Портрет с кровавым мазком - страница 4

Шрифт
Интервал


В дверь тихо постучали.

– Барыня? Шоколад принесла… – голос Дуняши, робкий, как всегда.

– Войди! – графиня отмахнулась от зеркала. Она чувствовала странную сухость во рту, легкую тошноту. «Нервы. Одни нервы».

Дуняша вошла, неся на серебряном подносе маленькую фарфоровую чашку с дымящимся густым шоколадом. Поставила на столик у кресла.

– Барыня, вам нездоровится? – спросила она, заметив бледность хозяйки.

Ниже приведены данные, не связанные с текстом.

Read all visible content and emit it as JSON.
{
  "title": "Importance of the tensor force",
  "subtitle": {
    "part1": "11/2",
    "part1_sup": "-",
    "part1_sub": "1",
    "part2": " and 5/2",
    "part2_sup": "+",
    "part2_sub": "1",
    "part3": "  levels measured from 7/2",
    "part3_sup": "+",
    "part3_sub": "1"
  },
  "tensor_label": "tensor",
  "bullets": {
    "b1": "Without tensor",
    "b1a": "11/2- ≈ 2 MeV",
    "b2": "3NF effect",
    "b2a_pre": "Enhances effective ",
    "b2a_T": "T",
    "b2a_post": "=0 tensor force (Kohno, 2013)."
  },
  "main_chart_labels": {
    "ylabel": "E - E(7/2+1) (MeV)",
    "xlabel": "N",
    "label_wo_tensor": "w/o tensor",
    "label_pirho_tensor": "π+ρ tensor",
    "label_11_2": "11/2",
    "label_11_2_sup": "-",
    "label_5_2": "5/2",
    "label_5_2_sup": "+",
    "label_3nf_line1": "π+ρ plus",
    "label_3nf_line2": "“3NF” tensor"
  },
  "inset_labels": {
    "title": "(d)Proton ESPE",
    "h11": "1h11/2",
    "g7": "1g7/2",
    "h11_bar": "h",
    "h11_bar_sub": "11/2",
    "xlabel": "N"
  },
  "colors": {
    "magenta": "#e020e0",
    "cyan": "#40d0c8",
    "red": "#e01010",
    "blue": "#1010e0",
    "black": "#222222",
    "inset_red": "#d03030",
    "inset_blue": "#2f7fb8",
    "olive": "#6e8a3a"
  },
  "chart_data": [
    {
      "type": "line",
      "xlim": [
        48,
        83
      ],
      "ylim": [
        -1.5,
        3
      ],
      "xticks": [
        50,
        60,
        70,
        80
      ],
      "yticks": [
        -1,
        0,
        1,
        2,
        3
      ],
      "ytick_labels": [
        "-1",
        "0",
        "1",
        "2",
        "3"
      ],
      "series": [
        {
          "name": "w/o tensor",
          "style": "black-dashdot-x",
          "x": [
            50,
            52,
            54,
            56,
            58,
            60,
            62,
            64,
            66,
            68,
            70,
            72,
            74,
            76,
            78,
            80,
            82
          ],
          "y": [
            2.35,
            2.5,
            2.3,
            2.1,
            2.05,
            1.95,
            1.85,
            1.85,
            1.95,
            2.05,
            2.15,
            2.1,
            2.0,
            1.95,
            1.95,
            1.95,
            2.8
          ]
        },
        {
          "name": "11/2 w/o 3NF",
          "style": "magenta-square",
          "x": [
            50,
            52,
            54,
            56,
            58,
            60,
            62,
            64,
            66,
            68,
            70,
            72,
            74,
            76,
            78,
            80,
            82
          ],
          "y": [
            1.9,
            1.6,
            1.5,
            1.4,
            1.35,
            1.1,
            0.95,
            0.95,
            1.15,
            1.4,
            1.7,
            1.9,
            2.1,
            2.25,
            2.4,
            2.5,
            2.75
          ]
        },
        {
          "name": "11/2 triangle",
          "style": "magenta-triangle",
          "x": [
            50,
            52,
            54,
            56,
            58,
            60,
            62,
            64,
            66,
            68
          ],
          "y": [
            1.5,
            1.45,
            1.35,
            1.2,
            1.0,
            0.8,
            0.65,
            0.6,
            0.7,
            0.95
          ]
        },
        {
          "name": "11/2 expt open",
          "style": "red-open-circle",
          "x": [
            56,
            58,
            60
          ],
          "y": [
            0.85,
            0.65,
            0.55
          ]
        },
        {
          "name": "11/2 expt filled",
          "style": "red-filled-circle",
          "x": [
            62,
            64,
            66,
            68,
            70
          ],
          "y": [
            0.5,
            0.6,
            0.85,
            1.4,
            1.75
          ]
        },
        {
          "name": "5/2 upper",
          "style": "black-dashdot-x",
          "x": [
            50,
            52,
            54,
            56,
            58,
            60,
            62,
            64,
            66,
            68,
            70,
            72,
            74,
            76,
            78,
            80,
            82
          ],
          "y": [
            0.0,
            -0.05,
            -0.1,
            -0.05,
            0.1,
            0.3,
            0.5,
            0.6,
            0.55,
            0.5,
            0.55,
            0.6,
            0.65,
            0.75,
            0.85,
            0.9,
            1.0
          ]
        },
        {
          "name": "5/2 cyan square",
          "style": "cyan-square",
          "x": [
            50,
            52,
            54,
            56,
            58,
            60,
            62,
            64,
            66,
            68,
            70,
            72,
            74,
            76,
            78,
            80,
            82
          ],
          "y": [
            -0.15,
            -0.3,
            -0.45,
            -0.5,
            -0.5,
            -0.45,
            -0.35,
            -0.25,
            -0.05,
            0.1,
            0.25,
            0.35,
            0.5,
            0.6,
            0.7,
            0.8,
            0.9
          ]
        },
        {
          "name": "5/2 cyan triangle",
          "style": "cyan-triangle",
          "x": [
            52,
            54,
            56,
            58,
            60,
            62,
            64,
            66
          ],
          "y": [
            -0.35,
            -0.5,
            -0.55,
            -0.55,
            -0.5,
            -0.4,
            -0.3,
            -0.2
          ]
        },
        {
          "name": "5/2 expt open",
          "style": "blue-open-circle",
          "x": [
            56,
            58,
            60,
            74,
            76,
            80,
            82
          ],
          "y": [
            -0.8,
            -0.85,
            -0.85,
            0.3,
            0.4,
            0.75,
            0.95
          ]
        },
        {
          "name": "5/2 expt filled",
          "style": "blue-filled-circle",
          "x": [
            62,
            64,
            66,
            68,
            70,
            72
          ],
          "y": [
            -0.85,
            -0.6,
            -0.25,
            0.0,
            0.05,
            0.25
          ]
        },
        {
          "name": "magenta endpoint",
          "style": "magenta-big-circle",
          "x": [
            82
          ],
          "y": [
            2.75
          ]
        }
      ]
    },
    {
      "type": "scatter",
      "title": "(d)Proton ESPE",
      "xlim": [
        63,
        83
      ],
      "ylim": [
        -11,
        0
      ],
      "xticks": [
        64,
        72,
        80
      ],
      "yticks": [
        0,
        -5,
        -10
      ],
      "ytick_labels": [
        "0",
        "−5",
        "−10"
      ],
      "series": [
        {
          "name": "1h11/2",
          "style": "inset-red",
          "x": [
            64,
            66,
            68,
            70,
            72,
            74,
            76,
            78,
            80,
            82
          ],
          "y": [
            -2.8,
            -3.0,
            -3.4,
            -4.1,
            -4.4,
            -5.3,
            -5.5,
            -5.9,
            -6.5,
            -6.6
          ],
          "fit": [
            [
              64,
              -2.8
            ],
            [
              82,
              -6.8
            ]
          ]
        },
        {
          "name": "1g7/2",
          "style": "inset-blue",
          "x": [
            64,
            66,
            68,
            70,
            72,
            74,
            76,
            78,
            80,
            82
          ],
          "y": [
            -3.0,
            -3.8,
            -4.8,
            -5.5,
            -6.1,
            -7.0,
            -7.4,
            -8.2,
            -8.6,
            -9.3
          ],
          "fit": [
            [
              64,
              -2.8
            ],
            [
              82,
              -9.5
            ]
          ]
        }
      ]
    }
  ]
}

– Пустое. Голова. Уйди. Я сама.


Дуняша скользнула назад, как тень. Графиня взяла чашку, сделала глоток. Сладкий, терпкий вкус шоколада, обычно успокаивающий, сегодня показался приторным, противным. Она поставила чашку на блюдце с неловким движением. Край чашки звякнул о блюдце. Еще один глоток. Тошнота усилилась. В глазах заплясали темные точки. Сердце вдруг заколотилось с бешеной силой, как птица в клетке, ударившаяся о прутья. Она вскинула руку, прижала ладонь к груди. Воздуха! Не хватало воздуха! Горло сжал невидимый обруч. Перед глазами поплыли чудовищные, искаженные лица – графа с его вечным укором, Благовидовой с ее злобным шепотом, Глухова с его ледяным взглядом… Лыкова… с ненавистью в глазах…

Она попыталась вдохнуть, но в горле хрипло клокотало. Чашка выпала из ослабевших пальцев, разбилась о ковер с жалобным звоном. Темнота нахлынула, холодная и бездонная. Последнее, что она увидела в зеркале, было свое собственное лицо, искаженное немым, абсолютным ужасом.


* * *


Утро в особняке Зарницких начиналось вяло, как всегда. Горничные тихо перешептывались в коридорах, лакеи начищали медные ручки дверей. В будуаре графини было тихо и душно. Тяжелые шторы были полу задёрнуты, в воздухе витал сладковатый запах пудры, духов и… чего-то тяжелого, нездорового.

Дуняша, вошла неслышно, неся на руках аккуратно отглаженный утренний пеньюар госпожи – легкий, из кремового кашемира. Она осторожно подошла к огромной кровати под шелковым балдахином.

– Барыня? – тихо позвала она. – Проснитесь, солнышко уже высоко… десятый час… – голос ее сорвался на последних словах.

Елизавета Арсеньевна лежала на спине. Одна рука была судорожно прижата к груди, пальцы вцепились в тонкую ткань ночной сорочки, будто пытаясь вырвать оттуда что-то невыносимое. Другая рука бессильно откинулась на шелковое покрывало. Голова неестественно запрокинута на высокую подушку. Рот полуоткрыт. Но самый сильный ужас доставляли глаза. Широко распахнутые, невидящие, полные застывшего, немого ужаса, уставившиеся в потолок. И зрачки – неестественно огромные, черные, как дыры в пустоту, поглощавшие тусклый утренний свет.